ISO 9001 Certified in Valuation Advisory

ISO 9001 Certified in Valuation Advisory

Valuation Glossary

Capital Asset Pricing Model (CAPM)

Categories: Valuation Glossary|

The Capital Asset Pricing Model (CAPM) is a financial tool used to estimate the expected return on an investment based on its risk. It considers two types of risks: systematic risk and unsystematic risk. Systematic risk is the risk related to the overall market, while unsystematic risk is specific to a particular company or industry and can be reduced through diversification.


The CAPM formula is:


Expected Return = Risk-Free Rate + Beta * (Market Return - Risk-Free Rate)


The formula takes into account the risk-free rate, which represents the return on a risk-free investment, and beta, which measures the investment's sensitivity to market movements. The market return reflects the average return expected from all investments in the market.


By using the CAPM, investors can estimate the appropriate return they should expect for taking on a certain level of risk. However, it's important to note that the CAPM relies on certain assumptions that may not always hold true in practice.

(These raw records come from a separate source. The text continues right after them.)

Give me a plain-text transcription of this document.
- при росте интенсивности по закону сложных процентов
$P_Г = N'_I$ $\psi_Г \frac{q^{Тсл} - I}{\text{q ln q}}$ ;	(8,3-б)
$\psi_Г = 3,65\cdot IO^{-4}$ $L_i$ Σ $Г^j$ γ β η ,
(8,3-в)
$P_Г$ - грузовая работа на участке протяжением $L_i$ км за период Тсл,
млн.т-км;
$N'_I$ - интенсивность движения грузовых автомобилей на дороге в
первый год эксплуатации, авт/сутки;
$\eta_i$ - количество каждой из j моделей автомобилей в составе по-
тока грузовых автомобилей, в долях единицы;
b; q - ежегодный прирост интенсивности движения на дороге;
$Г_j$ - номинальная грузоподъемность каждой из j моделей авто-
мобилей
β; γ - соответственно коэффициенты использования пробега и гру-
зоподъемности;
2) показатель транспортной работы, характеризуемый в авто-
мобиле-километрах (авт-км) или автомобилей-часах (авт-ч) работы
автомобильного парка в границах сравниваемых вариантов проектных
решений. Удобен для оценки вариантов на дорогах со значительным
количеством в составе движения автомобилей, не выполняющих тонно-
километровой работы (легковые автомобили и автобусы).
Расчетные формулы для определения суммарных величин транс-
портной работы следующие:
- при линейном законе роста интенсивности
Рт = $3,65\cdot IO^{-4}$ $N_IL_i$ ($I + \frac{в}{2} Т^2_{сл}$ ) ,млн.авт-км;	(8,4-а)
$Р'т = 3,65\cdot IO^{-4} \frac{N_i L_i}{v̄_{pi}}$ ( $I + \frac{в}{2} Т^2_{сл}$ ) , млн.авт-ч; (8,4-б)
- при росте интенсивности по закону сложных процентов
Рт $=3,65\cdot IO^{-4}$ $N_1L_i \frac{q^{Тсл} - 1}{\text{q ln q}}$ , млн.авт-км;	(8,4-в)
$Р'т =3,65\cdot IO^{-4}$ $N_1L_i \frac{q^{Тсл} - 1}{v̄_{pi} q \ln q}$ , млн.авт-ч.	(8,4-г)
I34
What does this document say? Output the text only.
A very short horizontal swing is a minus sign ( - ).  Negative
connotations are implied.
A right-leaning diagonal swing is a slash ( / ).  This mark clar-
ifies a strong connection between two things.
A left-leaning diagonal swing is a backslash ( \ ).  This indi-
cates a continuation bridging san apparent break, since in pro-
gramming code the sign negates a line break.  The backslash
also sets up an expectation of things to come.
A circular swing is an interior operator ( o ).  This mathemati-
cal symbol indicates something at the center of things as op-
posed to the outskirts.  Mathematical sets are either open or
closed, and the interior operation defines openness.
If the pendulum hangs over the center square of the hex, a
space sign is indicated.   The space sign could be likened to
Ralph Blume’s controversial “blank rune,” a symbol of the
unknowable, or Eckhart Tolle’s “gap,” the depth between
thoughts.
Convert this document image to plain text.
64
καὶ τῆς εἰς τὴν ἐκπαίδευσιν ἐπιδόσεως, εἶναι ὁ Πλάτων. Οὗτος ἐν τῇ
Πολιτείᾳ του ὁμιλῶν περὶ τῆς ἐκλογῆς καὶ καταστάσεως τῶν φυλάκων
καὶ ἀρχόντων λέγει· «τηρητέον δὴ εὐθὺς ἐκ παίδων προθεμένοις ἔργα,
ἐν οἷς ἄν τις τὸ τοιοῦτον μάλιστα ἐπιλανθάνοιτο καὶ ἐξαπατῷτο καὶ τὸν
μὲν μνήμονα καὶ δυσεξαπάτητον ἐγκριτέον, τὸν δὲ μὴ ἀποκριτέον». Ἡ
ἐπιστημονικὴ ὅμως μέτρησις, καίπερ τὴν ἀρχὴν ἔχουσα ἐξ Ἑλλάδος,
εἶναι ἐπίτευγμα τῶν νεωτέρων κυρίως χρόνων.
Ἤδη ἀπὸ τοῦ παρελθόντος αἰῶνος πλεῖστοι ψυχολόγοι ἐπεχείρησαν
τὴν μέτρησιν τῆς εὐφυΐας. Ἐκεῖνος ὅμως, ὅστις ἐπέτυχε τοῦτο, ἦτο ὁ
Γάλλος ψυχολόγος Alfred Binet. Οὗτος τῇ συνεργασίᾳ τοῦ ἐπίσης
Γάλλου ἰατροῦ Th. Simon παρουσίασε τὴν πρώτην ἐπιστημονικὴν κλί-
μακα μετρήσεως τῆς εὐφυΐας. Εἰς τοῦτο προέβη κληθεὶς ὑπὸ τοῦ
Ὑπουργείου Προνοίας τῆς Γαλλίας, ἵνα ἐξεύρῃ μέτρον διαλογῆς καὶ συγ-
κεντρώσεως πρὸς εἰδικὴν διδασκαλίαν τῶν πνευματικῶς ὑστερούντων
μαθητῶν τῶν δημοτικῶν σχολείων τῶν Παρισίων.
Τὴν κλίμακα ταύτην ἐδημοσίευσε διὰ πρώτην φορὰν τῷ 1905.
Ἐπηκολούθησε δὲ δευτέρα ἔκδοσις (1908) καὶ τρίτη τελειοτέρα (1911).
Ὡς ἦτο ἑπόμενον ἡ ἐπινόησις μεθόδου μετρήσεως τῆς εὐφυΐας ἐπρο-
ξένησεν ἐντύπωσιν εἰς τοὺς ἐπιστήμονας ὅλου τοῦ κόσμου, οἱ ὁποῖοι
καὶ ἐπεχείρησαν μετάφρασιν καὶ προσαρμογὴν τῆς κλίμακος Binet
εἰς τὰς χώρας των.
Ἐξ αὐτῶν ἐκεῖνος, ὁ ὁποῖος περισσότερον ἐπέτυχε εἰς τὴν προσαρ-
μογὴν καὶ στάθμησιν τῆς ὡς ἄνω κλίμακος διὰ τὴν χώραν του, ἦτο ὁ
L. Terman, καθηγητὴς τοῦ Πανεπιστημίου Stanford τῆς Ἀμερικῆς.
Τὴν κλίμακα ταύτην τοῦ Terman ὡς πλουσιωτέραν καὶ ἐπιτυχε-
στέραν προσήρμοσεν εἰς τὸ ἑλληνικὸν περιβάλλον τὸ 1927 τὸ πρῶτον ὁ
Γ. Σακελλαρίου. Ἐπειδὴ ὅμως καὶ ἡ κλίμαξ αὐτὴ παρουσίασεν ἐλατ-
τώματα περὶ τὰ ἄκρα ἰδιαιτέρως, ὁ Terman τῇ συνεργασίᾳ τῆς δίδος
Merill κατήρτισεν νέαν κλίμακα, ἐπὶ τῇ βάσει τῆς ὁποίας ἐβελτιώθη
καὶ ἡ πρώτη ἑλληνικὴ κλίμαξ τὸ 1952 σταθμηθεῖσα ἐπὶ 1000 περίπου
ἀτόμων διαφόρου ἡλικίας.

In simpler terms, the CAPM helps investors determine how much return they should expect based on the riskiness of an investment compared to the overall market.

Business Valuation

Categories: Valuation Glossary|

Business valuation is the process of determining the monetary value of a business. It involves assessing various factors like the company's financial performance, assets, market conditions, and industry trends. Valuation is done for purposes such as buying or selling a business, mergers and acquisitions, fundraising, financial reporting, or legal disputes. Different methods are used to calculate the value, taking into account factors like earnings, comparable companies, and assets. Professionals with expertise in valuation perform this assessment to help inform business decisions and transactions.

Business Risk

Categories: Valuation Glossary|

Business risk refers to the possibility of negative events or uncertainties that can harm a business's financial performance or operations. These risks can come from various sources, such as changes in the market, financial issues, operational problems, legal and regulatory compliance, reputation damage, or environmental factors. Managing business risks involves identifying and addressing potential problems to protect the business and ensure its long-term success.

Business Enterprise

Categories: Valuation Glossary|

A business enterprise is an organization that operates to make money by providing goods or services. It includes all aspects of the business, like its owners, operations, resources, and goals. It engages in economic activities, has a structure and hierarchy, and uses resources to meet customer needs and earn profits. It faces risks and seeks rewards in the market. A business enterprise can take different legal forms and operates within specific industries.

Business Combination

Categories: Valuation Glossary|

A business combination is a transaction or event in which one company acquires control over one or more businesses. This can involve the purchase of a controlling interest in another company, merging with another company, or acquiring its net assets.